Other Directorships & Interlocks

  • Prior board service: “several public and private companies” (not named) .
  • Voting proxy over CEO‑related trust shares: Holds voting proxy for 234,411 shares in The Francois‑DuBois Educational Trust (also listed within CEO’s beneficial ownership), creating an interlock in voting authority with management holdings .
  • Committee interlocks: None disclosed; compensation committee interlocks section indicates no officer/committee cross‑appointments with external entities .

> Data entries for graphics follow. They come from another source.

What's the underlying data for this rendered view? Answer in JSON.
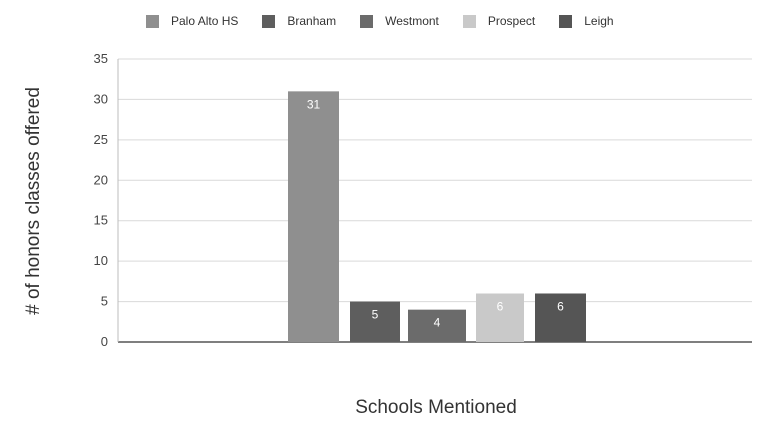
{
  "chart_data": {
    "type": "bar",
    "title": "",
    "xlabel": "Schools Mentioned",
    "ylabel": "# of honors classes offered",
    "ylim": [
      0,
      35
    ],
    "yticks": [
      0,
      5,
      10,
      15,
      20,
      25,
      30,
      35
    ],
    "grid": true,
    "legend_position": "top",
    "series": [
      {
        "name": "Palo Alto HS",
        "value": 31,
        "color": "#8f8f8f"
      },
      {
        "name": "Branham",
        "value": 5,
        "color": "#5e5e5e"
      },
      {
        "name": "Westmont",
        "value": 4,
        "color": "#6b6b6b"
      },
      {
        "name": "Prospect",
        "value": 6,
        "color": "#c9c9c9"
      },
      {
        "name": "Leigh",
        "value": 6,
        "color": "#555555"
      }
    ]
  }
}
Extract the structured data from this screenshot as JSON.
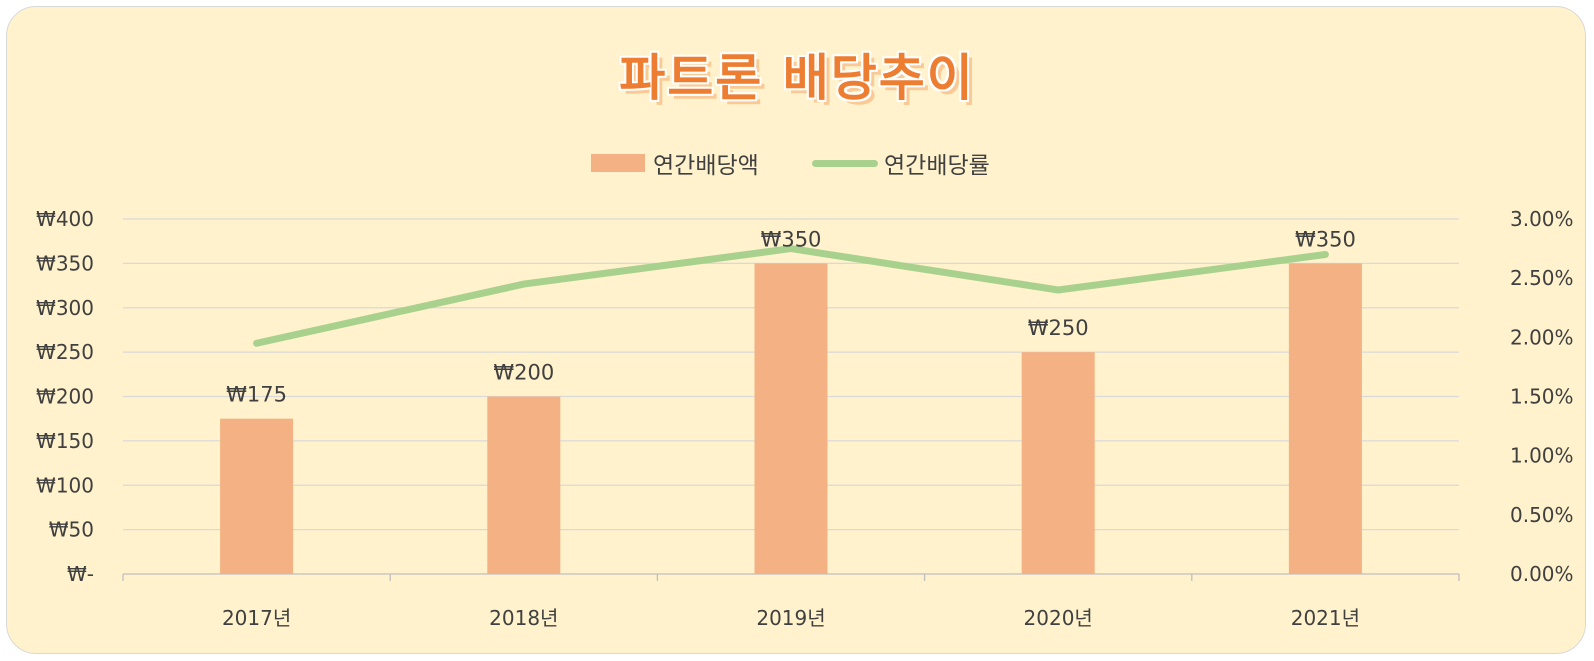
{
  "chart_data": {
    "type": "bar",
    "title": "파트론 배당추이",
    "categories": [
      "2017년",
      "2018년",
      "2019년",
      "2020년",
      "2021년"
    ],
    "series": [
      {
        "name": "연간배당액",
        "type": "bar",
        "axis": "left",
        "values": [
          175,
          200,
          350,
          250,
          350
        ],
        "color": "#f4b183"
      },
      {
        "name": "연간배당률",
        "type": "line",
        "axis": "right",
        "values": [
          1.95,
          2.45,
          2.75,
          2.4,
          2.7
        ],
        "color": "#a9d18e"
      }
    ],
    "data_labels": [
      "₩175",
      "₩200",
      "₩350",
      "₩250",
      "₩350"
    ],
    "y_left": {
      "range": [
        0,
        400
      ],
      "ticks": [
        0,
        50,
        100,
        150,
        200,
        250,
        300,
        350,
        400
      ],
      "tick_labels": [
        "₩-",
        "₩50",
        "₩100",
        "₩150",
        "₩200",
        "₩250",
        "₩300",
        "₩350",
        "₩400"
      ]
    },
    "y_right": {
      "range": [
        0,
        3
      ],
      "ticks": [
        0,
        0.5,
        1,
        1.5,
        2,
        2.5,
        3
      ],
      "tick_labels": [
        "0.00%",
        "0.50%",
        "1.00%",
        "1.50%",
        "2.00%",
        "2.50%",
        "3.00%"
      ]
    },
    "grid": true,
    "legend_position": "top"
  },
  "colors": {
    "background": "#fff2cc",
    "bar": "#f4b183",
    "line": "#a9d18e",
    "title": "#ed7d31",
    "grid": "#d9d9d9",
    "text": "#404040"
  }
}
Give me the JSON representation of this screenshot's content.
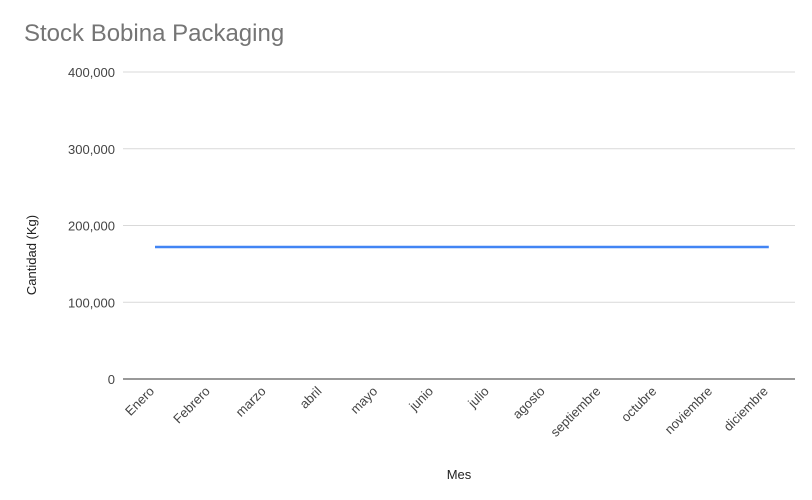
{
  "chart_data": {
    "type": "line",
    "title": "Stock Bobina Packaging",
    "xlabel": "Mes",
    "ylabel": "Cantidad (Kg)",
    "categories": [
      "Enero",
      "Febrero",
      "marzo",
      "abril",
      "mayo",
      "junio",
      "julio",
      "agosto",
      "septiembre",
      "octubre",
      "noviembre",
      "diciembre"
    ],
    "series": [
      {
        "values": [
          172000,
          172000,
          172000,
          172000,
          172000,
          172000,
          172000,
          172000,
          172000,
          172000,
          172000,
          172000
        ],
        "color": "#4285f4"
      }
    ],
    "ylim": [
      0,
      400000
    ],
    "yticks": [
      0,
      100000,
      200000,
      300000,
      400000
    ],
    "ytick_labels": [
      "0",
      "100,000",
      "200,000",
      "300,000",
      "400,000"
    ],
    "grid": true,
    "legend": "none"
  }
}
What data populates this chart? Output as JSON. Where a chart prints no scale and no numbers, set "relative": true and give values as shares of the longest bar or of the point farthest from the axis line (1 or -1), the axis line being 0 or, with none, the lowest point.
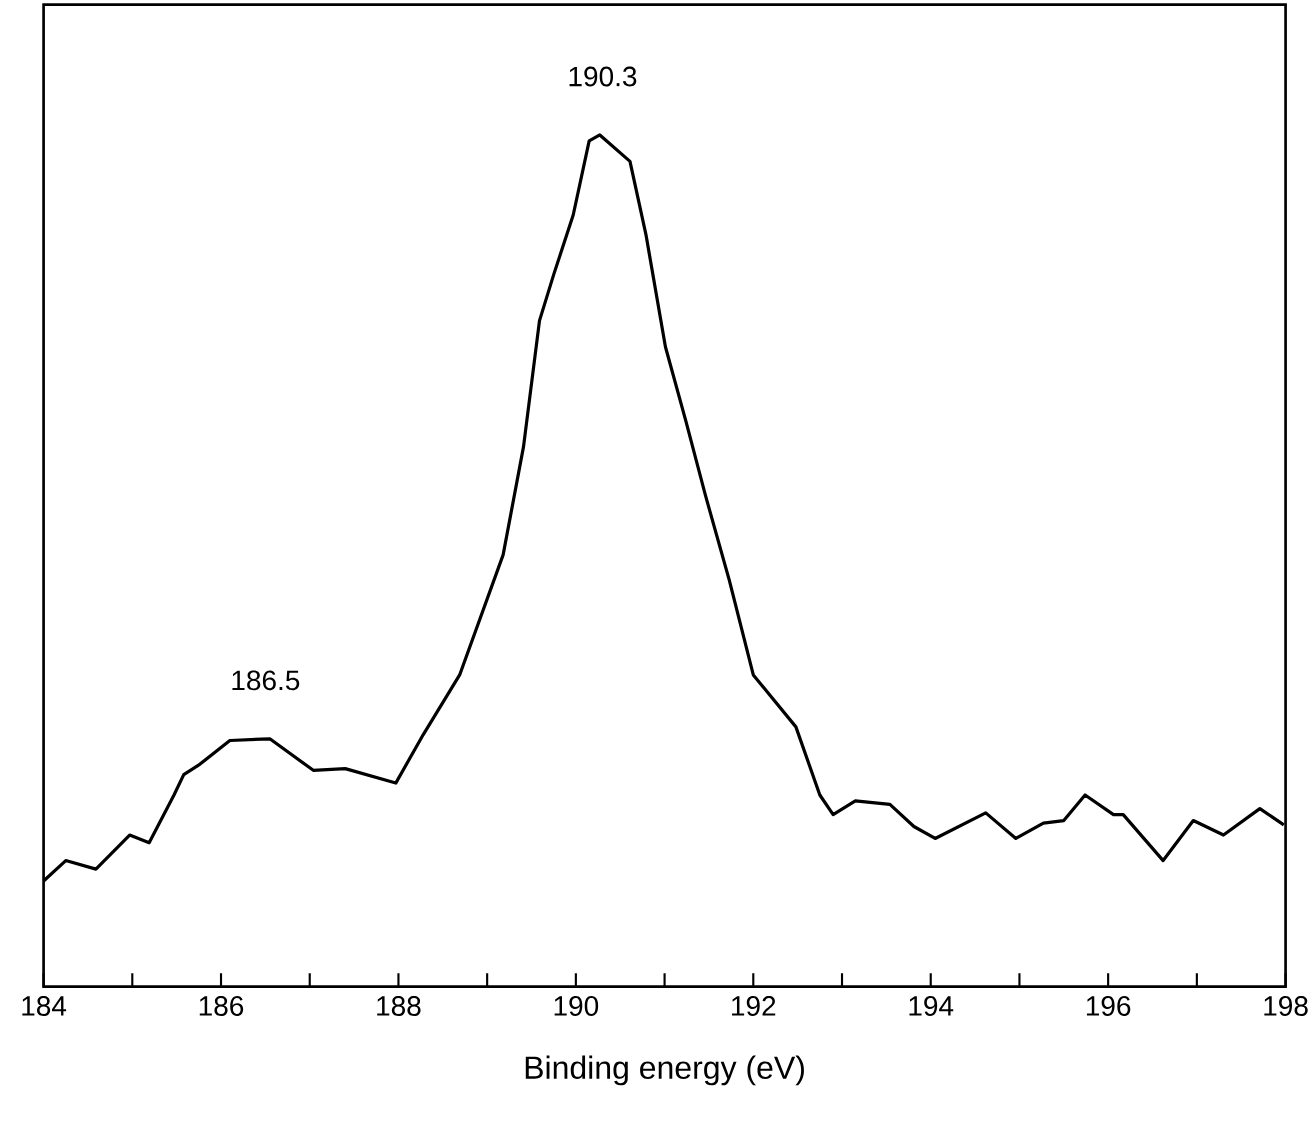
{
  "chart_data": {
    "type": "line",
    "relative": true,
    "xlabel": "Binding energy (eV)",
    "xlim": [
      184,
      198
    ],
    "xticks": [
      184,
      {
        "value": 185,
        "label": null
      },
      186,
      {
        "value": 187,
        "label": null
      },
      188,
      {
        "value": 189,
        "label": null
      },
      190,
      {
        "value": 191,
        "label": null
      },
      192,
      {
        "value": 193,
        "label": null
      },
      194,
      {
        "value": 195,
        "label": null
      },
      196,
      {
        "value": 197,
        "label": null
      },
      198
    ],
    "tick_labels": "x",
    "grid": false,
    "marker": "none",
    "line_style": "solid",
    "annotations": [
      {
        "text": "186.5",
        "x": 186.5,
        "y": 0.291
      },
      {
        "text": "190.3",
        "x": 190.3,
        "y": 1.0
      }
    ],
    "series": [
      {
        "color": "#000000",
        "x": [
          184.0,
          184.25,
          184.59,
          184.97,
          185.19,
          185.47,
          185.58,
          185.76,
          186.1,
          186.55,
          187.04,
          187.4,
          187.97,
          188.28,
          188.69,
          189.18,
          189.41,
          189.59,
          189.75,
          189.97,
          190.15,
          190.27,
          190.61,
          190.79,
          191.01,
          191.24,
          191.46,
          191.73,
          192.0,
          192.48,
          192.75,
          192.9,
          193.15,
          193.54,
          193.81,
          194.05,
          194.62,
          194.96,
          195.27,
          195.5,
          195.74,
          196.06,
          196.17,
          196.62,
          196.96,
          197.3,
          197.71,
          197.98
        ],
        "values": [
          0.124,
          0.148,
          0.138,
          0.178,
          0.169,
          0.225,
          0.249,
          0.261,
          0.289,
          0.291,
          0.254,
          0.256,
          0.239,
          0.296,
          0.366,
          0.507,
          0.634,
          0.782,
          0.836,
          0.906,
          0.993,
          1.0,
          0.969,
          0.883,
          0.751,
          0.664,
          0.577,
          0.477,
          0.366,
          0.305,
          0.225,
          0.202,
          0.218,
          0.214,
          0.188,
          0.174,
          0.204,
          0.174,
          0.192,
          0.195,
          0.225,
          0.202,
          0.202,
          0.148,
          0.195,
          0.178,
          0.209,
          0.19
        ]
      }
    ]
  }
}
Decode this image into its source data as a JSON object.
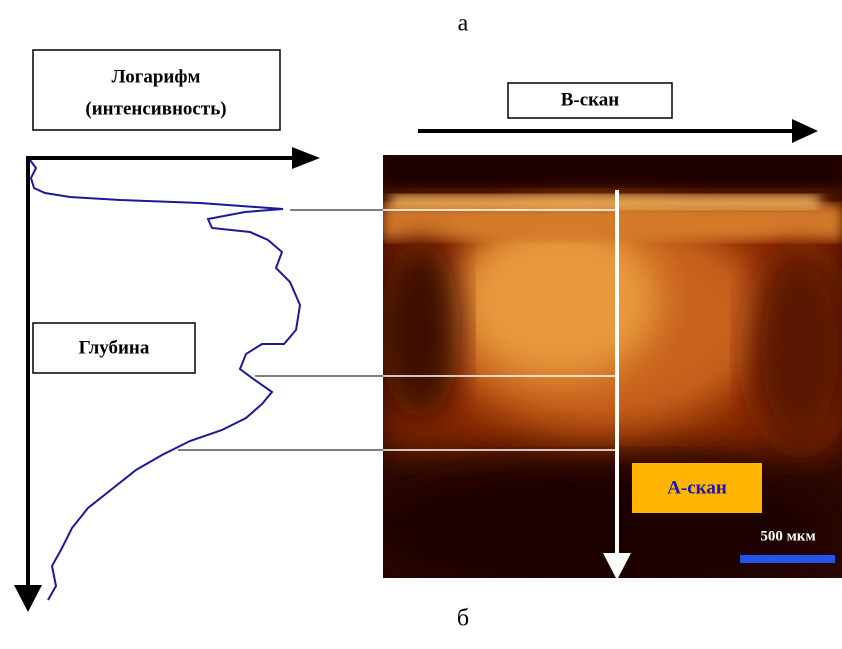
{
  "top_label": "а",
  "bottom_label": "б",
  "intensity_box": {
    "line1": "Логарифм",
    "line2": "(интенсивность)"
  },
  "bscan_label": "В-скан",
  "depth_label": "Глубина",
  "ascan_label": "А-скан",
  "scale_label": "500 мкм"
}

Expertise & Qualifications

  • Financial, legal, and investment background; board experience across public/private companies .
  • Education: MBA (Harvard), License in Law (KU Leuven), MA International Economics (Konstanz) .
  • Audit committee financial expert designation; financial sophistication per Nasdaq rules .

Equity Ownership

  • Beneficial ownership (as of March 31, 2025): 1,229,732 shares (≈1.0% of outstanding); includes:
    • 598,566 shares directly;
    • 250,000 shares held by Bauhaus 1, LLC (wholly owned by a trust of which Machiels is investment trustee);
    • 161,950 shares held by affiliates;
    • 234,411 shares in The Francois‑DuBois Educational Trust (voting proxy held by Machiels);
    • 219,216 shares issuable upon exercise of options exercisable within 60 days .
  • Stock ownership guidelines: Directors must hold ≥3x annual cash retainer; all directors met guidelines at implementation and as of Dec 31, 2024 .
Holder/SourceShares
Direct (Machiels)598,566
Bauhaus 1, LLC (trust where Machiels is investment trustee)250,000
Affiliates161,950
Francois‑DuBois Educational Trust (voting proxy held by Machiels)234,411
Options exercisable ≤60 days219,216
Total beneficial1,229,732 (≈1.0%)

Say‑on‑Pay & Shareholder Feedback

  • 2024 say‑on‑pay support: 89.9% approval of executive compensation .
  • 2023 say‑on‑pay support: >93% approval .

Governance Assessment

  • Strengths

    • Long‑tenured independent director with deep finance/investment background; designated audit committee financial expert; chairs audit committee overseeing financial reporting, risk, compliance, related‑party transactions, and cybersecurity .
    • Independence affirmed; board has independent Chair; regular executive sessions; attendance met board standard (≥75%) .
    • Ownership alignment: meaningful beneficial stake; directors meet stock ownership guidelines .
  • Watch items / RED FLAGS

    • Pledging of Apellis stock: Audit Committee permitted Machiels in 2024 to pledge Company securities as part of a broader collateral package for an extension of credit—pledging is generally discouraged in governance best practice due to potential forced sale risk; monitor scope and any updates to pledging exceptions .
    • Voting proxy interlock: Machiels holds voting proxy over 234,411 shares in a trust associated with CEO’s beneficial ownership, which could create perceived influence over management‑associated votes; monitor for any related‑party considerations or recusal practices .
    • Single‑trigger vesting on change in control for director equity awards (accelerates vesting), which can be viewed as shareholder‑unfriendly by some investors; this is the standard under the director program .
  • Compensation Committee analysis

    • Composition: O’Brien (Chair), Fonteyne, Machiels; Walbert added in March 2025; met six times in 2024 .
    • Consultant: Pay Governance serves as independent compensation consultant; committee assessed independence and found no conflicts, though management also engaged them for broader employee compensation work at committee direction .
    • Director pay: Mixed cash + equity; no meeting fees; annual grants in options and RSUs; program unchanged for 2025 .
  • Related‑party transactions

    • Company maintains formal RPT policy with audit committee review; no director‑specific RPTs disclosed beyond voting proxy note; indemnification agreements standard for directors .

Overall, Machiels brings strong financial oversight as Audit Chair and significant ownership alignment. The 2024 pledge approval and voting proxy over CEO‑related trust shares are notable governance sensitivities; continued transparency and adherence to independence and RPT policies mitigate risk if monitored appropriately.